Japanese technology giants Toshiba Corp and Fujitsu Ltd both recorded losses for the year through March 31 as a result of poor semiconductor sales and a slumping domestic economy. Toshiba reported a group net loss of 13.9bn yen ($115m), compared with a 7.34bn yen ($61m) profit the previous year. Falling memory chip prices and soft sales of logic chips were largely to blame, the company said. Overall revenue dipped 2.9% to 5.3 trillion yen ($43.81bn), the second consecutive decline, while operating profit plunged 63% to 30.48bn yen ($252m). For Toshiba, the poor year marked its first group net loss in 23 years.

Operating profit from information and telecommunications systems more than doubled to 94.7bn yen ($783m), boosted by strong sales in the company’s PC business, but that wasn’t enough to save the year. Pretax profit dropped 40% to 11.22bn yen ($93m) and the bottom line was also hit by 16.8bn yen ($139m) in one-time tax payments under US accounting standards. In the current year through March 2000, Toshiba says it expects a net profit of 25bn yen ($207m) on renewed strength in chip sales and home electronics. Revenue is projected to rise 8% to 5.7 trillion yen ($47.11bn), while group operating profit will soar to 110bn yen ($909m).

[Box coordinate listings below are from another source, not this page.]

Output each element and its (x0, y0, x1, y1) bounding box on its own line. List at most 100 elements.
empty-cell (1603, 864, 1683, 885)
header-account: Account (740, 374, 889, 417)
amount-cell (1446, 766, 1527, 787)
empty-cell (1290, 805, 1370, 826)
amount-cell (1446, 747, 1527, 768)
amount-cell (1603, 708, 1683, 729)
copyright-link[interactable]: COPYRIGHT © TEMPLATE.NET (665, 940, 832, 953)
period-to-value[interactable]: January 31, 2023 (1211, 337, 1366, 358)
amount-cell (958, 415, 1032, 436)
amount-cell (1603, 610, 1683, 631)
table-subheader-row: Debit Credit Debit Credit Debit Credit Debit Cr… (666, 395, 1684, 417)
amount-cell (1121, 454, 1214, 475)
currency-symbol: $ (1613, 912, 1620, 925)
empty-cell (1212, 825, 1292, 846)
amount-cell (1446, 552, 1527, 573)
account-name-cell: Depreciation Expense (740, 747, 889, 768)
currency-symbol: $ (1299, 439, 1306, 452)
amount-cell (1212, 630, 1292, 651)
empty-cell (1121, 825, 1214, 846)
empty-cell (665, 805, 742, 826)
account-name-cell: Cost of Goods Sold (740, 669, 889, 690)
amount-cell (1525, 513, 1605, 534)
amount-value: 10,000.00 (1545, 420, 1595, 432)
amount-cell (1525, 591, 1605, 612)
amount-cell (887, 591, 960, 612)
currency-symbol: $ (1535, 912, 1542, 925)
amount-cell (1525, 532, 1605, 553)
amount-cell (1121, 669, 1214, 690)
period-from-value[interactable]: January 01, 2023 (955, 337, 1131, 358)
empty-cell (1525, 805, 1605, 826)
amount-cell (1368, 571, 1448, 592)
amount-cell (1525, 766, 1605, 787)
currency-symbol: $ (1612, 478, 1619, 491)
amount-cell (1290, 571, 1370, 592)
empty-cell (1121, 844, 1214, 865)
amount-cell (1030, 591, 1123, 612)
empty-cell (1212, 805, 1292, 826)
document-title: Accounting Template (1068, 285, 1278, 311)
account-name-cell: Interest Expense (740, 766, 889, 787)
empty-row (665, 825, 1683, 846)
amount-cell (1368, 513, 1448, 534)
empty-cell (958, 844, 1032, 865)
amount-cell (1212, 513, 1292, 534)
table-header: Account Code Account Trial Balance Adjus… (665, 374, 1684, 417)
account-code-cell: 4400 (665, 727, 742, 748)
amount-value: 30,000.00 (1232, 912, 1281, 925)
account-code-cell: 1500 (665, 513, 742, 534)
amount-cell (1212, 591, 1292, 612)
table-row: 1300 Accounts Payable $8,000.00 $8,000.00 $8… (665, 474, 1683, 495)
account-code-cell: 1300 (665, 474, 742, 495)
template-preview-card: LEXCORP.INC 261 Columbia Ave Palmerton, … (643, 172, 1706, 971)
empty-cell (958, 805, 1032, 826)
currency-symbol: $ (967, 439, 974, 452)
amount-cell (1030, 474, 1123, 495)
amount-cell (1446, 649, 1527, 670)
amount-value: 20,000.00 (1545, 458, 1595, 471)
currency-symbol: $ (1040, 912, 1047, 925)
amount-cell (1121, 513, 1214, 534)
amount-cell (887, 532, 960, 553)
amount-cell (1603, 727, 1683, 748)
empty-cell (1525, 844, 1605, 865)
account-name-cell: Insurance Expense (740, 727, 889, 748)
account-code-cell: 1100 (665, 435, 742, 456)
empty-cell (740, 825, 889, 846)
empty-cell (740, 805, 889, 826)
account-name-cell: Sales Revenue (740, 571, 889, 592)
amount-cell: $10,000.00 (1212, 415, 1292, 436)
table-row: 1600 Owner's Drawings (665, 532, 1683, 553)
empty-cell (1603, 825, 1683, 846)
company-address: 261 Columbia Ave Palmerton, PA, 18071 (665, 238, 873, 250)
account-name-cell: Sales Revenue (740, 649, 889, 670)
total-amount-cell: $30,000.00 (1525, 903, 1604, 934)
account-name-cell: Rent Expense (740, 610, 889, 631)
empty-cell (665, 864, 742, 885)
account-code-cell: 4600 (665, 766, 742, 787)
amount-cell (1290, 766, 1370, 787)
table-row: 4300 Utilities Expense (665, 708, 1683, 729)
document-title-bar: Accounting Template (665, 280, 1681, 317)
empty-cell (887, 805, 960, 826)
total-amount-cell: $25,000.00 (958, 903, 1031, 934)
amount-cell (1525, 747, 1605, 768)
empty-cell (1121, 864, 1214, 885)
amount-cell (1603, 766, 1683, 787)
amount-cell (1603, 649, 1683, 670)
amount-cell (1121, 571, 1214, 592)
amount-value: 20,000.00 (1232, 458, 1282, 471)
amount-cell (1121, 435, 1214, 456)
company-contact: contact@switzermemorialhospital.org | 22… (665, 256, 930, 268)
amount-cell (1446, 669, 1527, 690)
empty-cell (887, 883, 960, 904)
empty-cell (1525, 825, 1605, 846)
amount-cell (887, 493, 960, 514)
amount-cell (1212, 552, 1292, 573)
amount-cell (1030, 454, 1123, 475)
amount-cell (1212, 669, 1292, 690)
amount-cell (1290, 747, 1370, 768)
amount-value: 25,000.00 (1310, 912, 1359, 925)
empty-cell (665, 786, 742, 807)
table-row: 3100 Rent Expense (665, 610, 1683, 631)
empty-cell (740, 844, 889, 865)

Fujitsu, meanwhile, reported a group net loss of 13.64bn yen ($112m) after posting a net profit 5.59bn yen ($46m) the prior year. Like Toshiba, the company cited a decline in chip prices – as well as cutbacks in domestic telecommunications investment and hefty restructuring charges – as the prime reasons behind the loss. Group pretax profit totaled 76.74bn yen ($634m), down 37% from last year, and sales rose 5.2% to 5.24 trillion yen ($43.3bn).

The bottom line was hit by extraordinary losses from the closing of the company’s semiconductor manufacturing plant in the UK and other restructuring expenses, as well as a one-time charge of 38.1bn yen ($314m) related to realignment at its British ICL Plc unit. For the current year, Fujitsu projects group sales up 8% at 5.65 trillion yen ($46.7bn), a pretax profit of 170bn yen ($1.4bn) and net profit of 80bn yen ($661m). The company will also cut its semiconductor investment by 19% this year, even as it increases production 10%. Last year, it cut spending on chip production by roughly 54% cut.